Боссэ покачала головой:
— Роман просил меня быть с вами. Знаете, если вы со мной пойдете, все на меня будут смотреть — я же смазливая и у меня глаза с блудом. А потом он просил вас заболеть. Он сказал, что мы вас навестим, когда врачи поставят первый диагноз... Не верите мне — шифром разговариваете, думаете, что я дурочка, как все женщины. А мне Антон Иванович говорил, что мудрее меня нет женщины.
— Деникин?
— Да. Необыкновенно милый человек. Я не понимаю, отчего вы его ненавидите? Надо было послать к нему хорошего агитатора, и он бы перешел на вашу сторону. Я пыталась ему все объяснить, но я же не специалист в этой области...
— Интересно, что вам Антон Иванович ответил?
— О, я запомнила, он очень смешно мне ответил. Он сказал, что, если английскому лакею сказать «спасибо» за работу, он тогда вас на всю жизнь запомнит и отблагодарит, а нашему скажи — Антон Иванович тут замолчал надолго, глаза все тер пальцами, — так неминуемо решит, что ты блажной, и не преминет тебя облапошить, а если замечание сделаешь — так он еще буржуем обругает и начнет кол из плетня дергать...
— Добрый человек Антон Иванович, — усмехнулся Исаев.
— Ну, конечно! Я этого больше всего боялась... Почему вы так жестоки? Почему вы не ищете путей к миру, а норовите заменить заповедь «не убий» на новую: «ответь ударом на удар»?!
— Помните, у Екклезиаста? «Ибо тот из темницы выйдет на царство, хотя родился в царстве своем бедном». Ну, вышли? Вышли. Снисходительность — свидетельство доброты? А снисходительность к нации — это как?
— Вы философ? Тогда отчего вы сердитесь? Даже стали Екклезиаста приводить, а я его в жизни не читала. Я вообще их книжки не могу читать: такая мура... Богу, наверное, стыдно за своих пророков!
— Ого!
— А вы почему попов защищаете?
— Я защищаю свою точку зрения; а вы — прелесть. Все-таки давайте-ка мы ослушаемся Романа, и я потихоньку пойду один.

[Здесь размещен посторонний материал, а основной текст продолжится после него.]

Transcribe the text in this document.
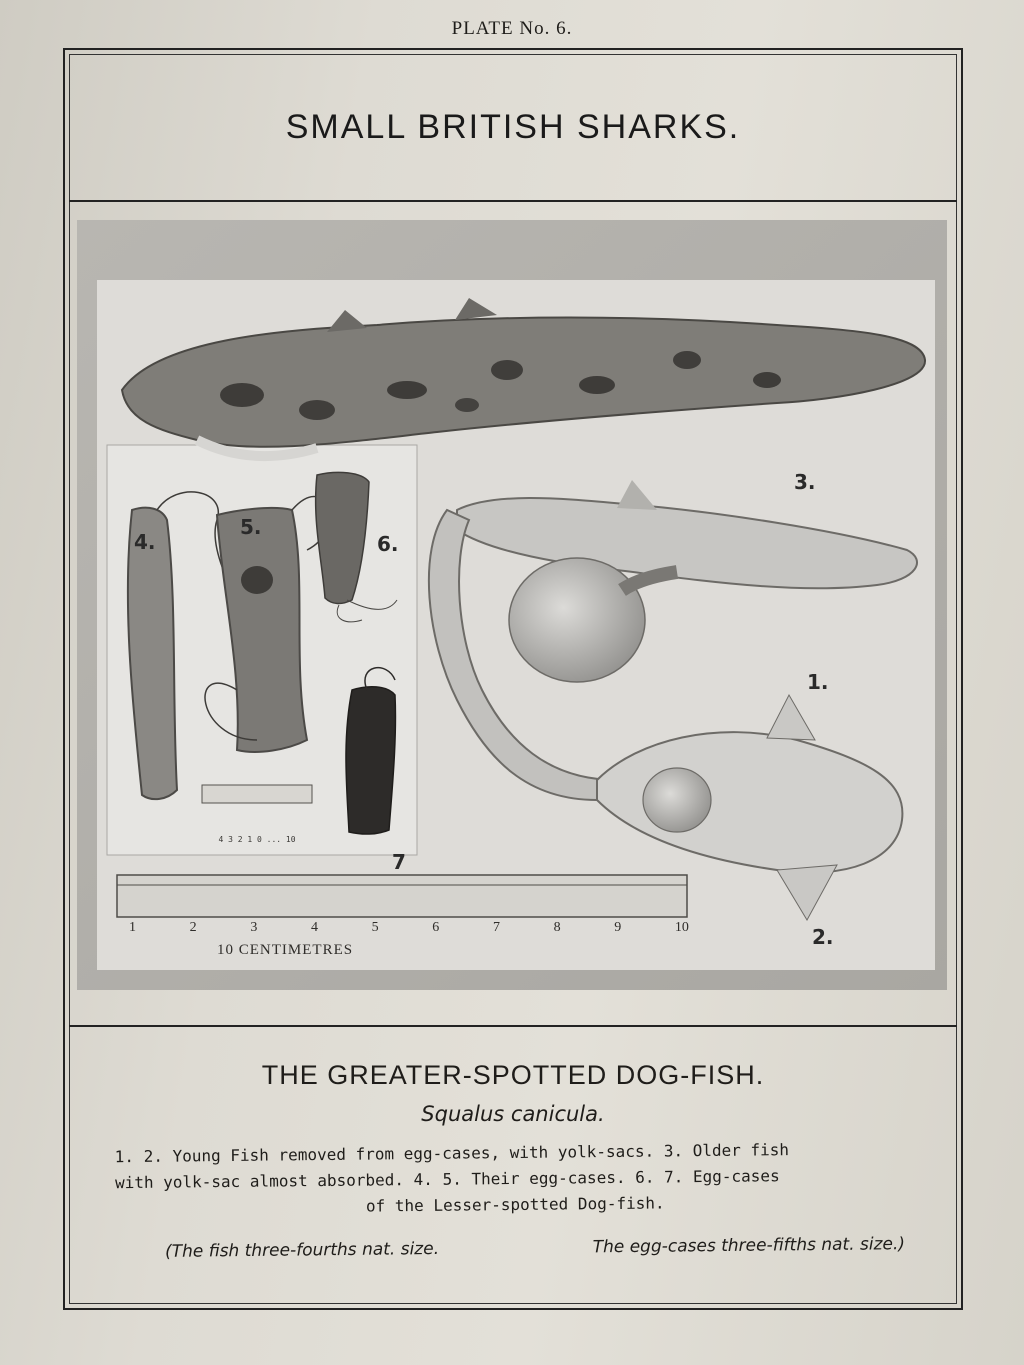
PLATE No. 6.
SMALL BRITISH SHARKS.
3.
4.
5.
6.
1.
7
2.
4 3 2 1 0 ... 10
1	2	3	4	5	6	7	8	9	10
10 CENTIMETRES
THE GREATER-SPOTTED DOG-FISH.
Squalus canicula.
1. 2. Young Fish removed from egg-cases, with yolk-sacs. 3. Older fish
with yolk-sac almost absorbed. 4. 5. Their egg-cases. 6. 7. Egg-cases
of the Lesser-spotted Dog-fish.
(The fish three-fourths nat. size.	The egg-cases three-fifths nat. size.)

— Роман будет волноваться. Хотите, погадаю по Лермонтову?
— Хочу.
— Говорите страницу.
— Сто шестая.
— Ага! Один плюс шесть — вы в семерку верите!
— Угадали.
— Вот видите. А строчка какая?
— Первая.
— Снизу или сверху?
— Сверху.
— «Когда надежде недоступный...» Это что-то мало. Давайте дальше посмотрим... «Не смея плакать и любить». Ага, так! «Когда надежде недоступный, не смея плакать и любить, пороки юности преступной я мнил страданьем искупить...»
Исаева поразило, как преобразилось лицо Боссэ, лишь только она начала читать:
Лида опустила книжку на колени, долго сидела молча, зажгла Исаеву спичку, когда он кончил разминать папиросу, и сказала очень серьезно и просто:
— А смотрите-ка — ни одного восклицательного знака.